Controls
Common UDC Fields
Enter a control statement
This is basically the control name - it's how you'll identify the control in policies, reports and on the controls list.
Select a category
Select the category (and sub-category) this control belongs to. Keep in mind that you (and other users) will be able to search for this control by its category.
Set control criticality
You'll see the criticality in policies and reports whenever control details appear. You can change the criticality level at any time, and overwrite it at the policy level.
Rationale
Enter a rationale statement describing how the control should be implemented for each technology.
Default Values
Entering default values is a time saver. We'll copy your default values to each technology that you select in the Technologies list below so you don't have to.
Ignore errors
When errors occur during control evaluation the status for the control instance is Error. Select this option to mark them as Passed instead.
Ignore "item not found" error
A UDC control returns error code 2 "item not found" in cases where the latest scan did not find data required for control evaluation (e.g. file, registry key, or setting within a file or registry key). Enable this option to return the status Passed or Failed instead of Error when error code 2 "item not found" is returned. You'll choose the status you'd like to return in the policy's control settings.
Tip - If you select this option, the Ignore errors setting is not applied to controls that return the "item not found" error. Those controls will be evaluated according to your policy and status will be set to Passed or Failed.
Select technologies
This is where you set the expected control value for each technology. If you entered default values above then we've copied those values here to save you time. Feel free to overwrite the values, as needed.
Add control references
Add references to internal policies, documents and web sites. For each reference, enter a description, a URL (starting with http://, https:// or ftp://) or both.

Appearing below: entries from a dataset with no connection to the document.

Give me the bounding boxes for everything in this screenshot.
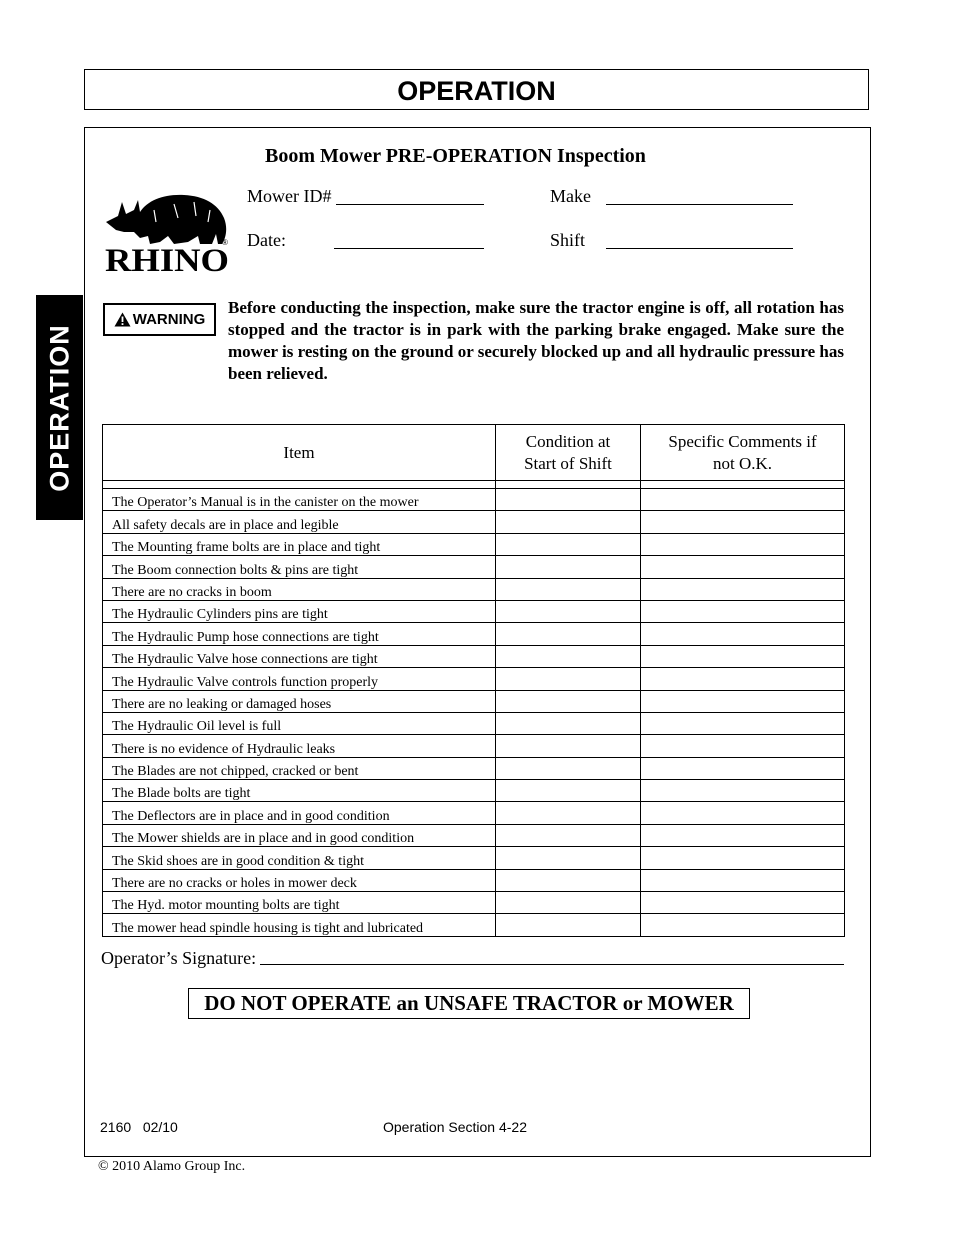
condition-cell[interactable] [496,489,641,511]
page-title: OPERATION [397,76,556,106]
checklist-item: The Blades are not chipped, cracked or bent [103,757,496,779]
shift-field-line[interactable] [606,248,793,249]
make-field-line[interactable] [606,204,793,205]
shift-label: Shift [550,230,586,250]
condition-header-line2: Start of Shift [524,453,612,473]
condition-cell[interactable] [496,533,641,555]
condition-cell[interactable] [496,869,641,891]
checklist-item: There are no cracks in boom [103,578,496,600]
checklist-item: There are no leaking or damaged hoses [103,690,496,712]
comments-cell[interactable] [641,892,845,914]
checklist-item: The Mower shields are in place and in good condition [103,824,496,846]
condition-cell[interactable] [496,556,641,578]
comments-cell[interactable] [641,489,845,511]
checklist-item: The Deflectors are in place and in good condition [103,802,496,824]
checklist-item: The Operator’s Manual is in the canister on the mower [103,489,496,511]
table-row [103,869,845,891]
condition-cell[interactable] [496,645,641,667]
side-tab-label: OPERATION [44,323,74,492]
warning-triangle-icon [114,312,131,327]
checklist-item: The Blade bolts are tight [103,780,496,802]
comments-cell[interactable] [641,802,845,824]
comments-cell[interactable] [641,690,845,712]
comments-cell[interactable] [641,645,845,667]
checklist-item: The Boom connection bolts & pins are tight [103,556,496,578]
condition-cell[interactable] [496,802,641,824]
table-row [103,489,845,511]
condition-cell[interactable] [496,780,641,802]
comments-cell[interactable] [641,847,845,869]
condition-cell[interactable] [496,668,641,690]
table-row [103,578,845,600]
warning-badge-label: WARNING [132,311,206,328]
comments-cell[interactable] [641,623,845,645]
column-header-item: Item [103,425,496,481]
comments-cell[interactable] [641,735,845,757]
table-row [103,757,845,779]
comments-cell[interactable] [641,757,845,779]
checklist-item: The Hydraulic Pump hose connections are tight [103,623,496,645]
checklist-item: There are no cracks or holes in mower deck [103,869,496,891]
table-row [103,802,845,824]
comments-header-line1: Specific Comments if [668,431,817,451]
table-row [103,600,845,622]
operator-signature-label: Operator’s Signature: [101,948,257,968]
rhino-silhouette-icon [106,195,226,244]
form-title: Boom Mower PRE-OPERATION Inspection [265,145,646,167]
table-header-row [103,425,845,481]
condition-cell[interactable] [496,735,641,757]
condition-cell[interactable] [496,847,641,869]
footer-doc-number: 2160 02/10 [100,1119,178,1135]
make-label: Make [550,186,591,206]
condition-cell[interactable] [496,690,641,712]
column-header-comments [641,425,845,481]
condition-cell[interactable] [496,511,641,533]
comments-cell[interactable] [641,511,845,533]
inspection-checklist-table [102,424,845,937]
table-row [103,645,845,667]
comments-cell[interactable] [641,600,845,622]
table-row [103,892,845,914]
date-field-line[interactable] [334,248,484,249]
comments-cell[interactable] [641,869,845,891]
table-row [103,556,845,578]
operator-signature-line[interactable] [260,964,844,965]
table-row [103,712,845,734]
table-row [103,623,845,645]
condition-cell[interactable] [496,914,641,936]
mower-id-field-line[interactable] [336,204,484,205]
condition-header-line1: Condition at [525,431,611,451]
table-row [103,668,845,690]
date-label: Date: [247,230,286,250]
checklist-item: There is no evidence of Hydraulic leaks [103,735,496,757]
condition-cell[interactable] [496,892,641,914]
table-row [103,735,845,757]
comments-cell[interactable] [641,668,845,690]
table-row [103,511,845,533]
comments-cell[interactable] [641,556,845,578]
checklist-item: The Hydraulic Cylinders pins are tight [103,600,496,622]
unsafe-notice: DO NOT OPERATE an UNSAFE TRACTOR or MOWER [188,988,750,1019]
table-row [103,533,845,555]
table-row [103,914,845,936]
checklist-item: The Hyd. motor mounting bolts are tight [103,892,496,914]
column-header-condition [496,425,641,481]
condition-cell[interactable] [496,757,641,779]
comments-header-line2: not O.K. [712,453,773,473]
mower-id-label: Mower ID# [247,186,332,206]
rhino-logo-wordmark: RHINO [105,243,229,274]
condition-cell[interactable] [496,578,641,600]
condition-cell[interactable] [496,623,641,645]
checklist-item: The Hydraulic Valve controls function properly [103,668,496,690]
checklist-item: The Skid shoes are in good condition & tight [103,847,496,869]
footer-copyright: © 2010 Alamo Group Inc. [98,1159,246,1174]
section-side-tab [36,295,83,520]
warning-badge [103,303,216,336]
condition-cell[interactable] [496,712,641,734]
table-row [103,780,845,802]
comments-cell[interactable] [641,712,845,734]
registered-mark: ® [222,238,228,247]
table-row [103,847,845,869]
warning-text: Before conducting the inspection, make sure the tractor engine is off, all rotation has stopped and the tractor is in park with the parking brake engaged. Make sure the mower is resting on the ground or securely blocked up and all hydraulic pressure has been relieved. [228,298,844,383]
footer-section: Operation Section 4-22 [383,1119,527,1135]
rhino-logo [104,192,234,274]
comments-cell[interactable] [641,824,845,846]
comments-cell[interactable] [641,578,845,600]
comments-cell[interactable] [641,533,845,555]
condition-cell[interactable] [496,600,641,622]
comments-cell[interactable] [641,914,845,936]
checklist-item: The Hydraulic Oil level is full [103,712,496,734]
checklist-item: The mower head spindle housing is tight and lubricated [103,914,496,936]
page-header [84,69,869,110]
checklist-item: All safety decals are in place and legible [103,511,496,533]
comments-cell[interactable] [641,780,845,802]
table-spacer-row [103,481,845,489]
table-row [103,690,845,712]
checklist-item: The Mounting frame bolts are in place and tight [103,533,496,555]
table-row [103,824,845,846]
checklist-item: The Hydraulic Valve hose connections are tight [103,645,496,667]
condition-cell[interactable] [496,824,641,846]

File/Directory Integrity Checks (Windows and Unix)
Use scan data as expected value
Select this option and we'll set the expected value for you based on the actual value returned by the scan. To update the value automatically you must also enable the "Auto Update expected value" in your compliance profile.
Select the digest hash type
This is the algorithm that will be used to compute the file/directory digest.
File System Object Types
Only file object type is supported for this control.
Unix Directory Search UDC
Tell us where to search
Point us at the directory you want to search. Be as specific as you can to reduce the search time (there is a search time limit). Then make additional settings that tell us how many levels we should search within the directory, and what to do when we come across other file systems and symbolic links.
File/Directory Name
Use these fields to find files and directories based on the name. You'll notice that * is used by default for the File Name Include and Directory Name Include, meaning that all files will be a match.
File System Object Types
Select each file system object type you want to include in the search. You can include all types or limit the search to only select types.
File Owner
Identify the users and groups that you want to match. You can identify users and groups either by name or ID.
Set search limits
Each time we look for this control we'll consider the search time limit and the match limit. If we hit either limit we'll stop the search.
Control Data Type and Description
The actual value returned for this control is a String List, meaning we'll return a list of matches in the scan results.
Windows Directory Search UDC
Tell us where to search
Point us at the directory you want to search. Be as specific as you can to reduce the search time (there is a search time limit). Then tell us how many levels we should search within the directory.
File System Object Types
Tell us whether you want to search directories, files or both.
Create a list of principals
Want to search for files/directories based on what users can access? Create a list of principals (groups and users) to include in the search and then go to the Permissions section to tell us the permissions you want to match.
Enter comments
This is a place where you can enter notes about the control.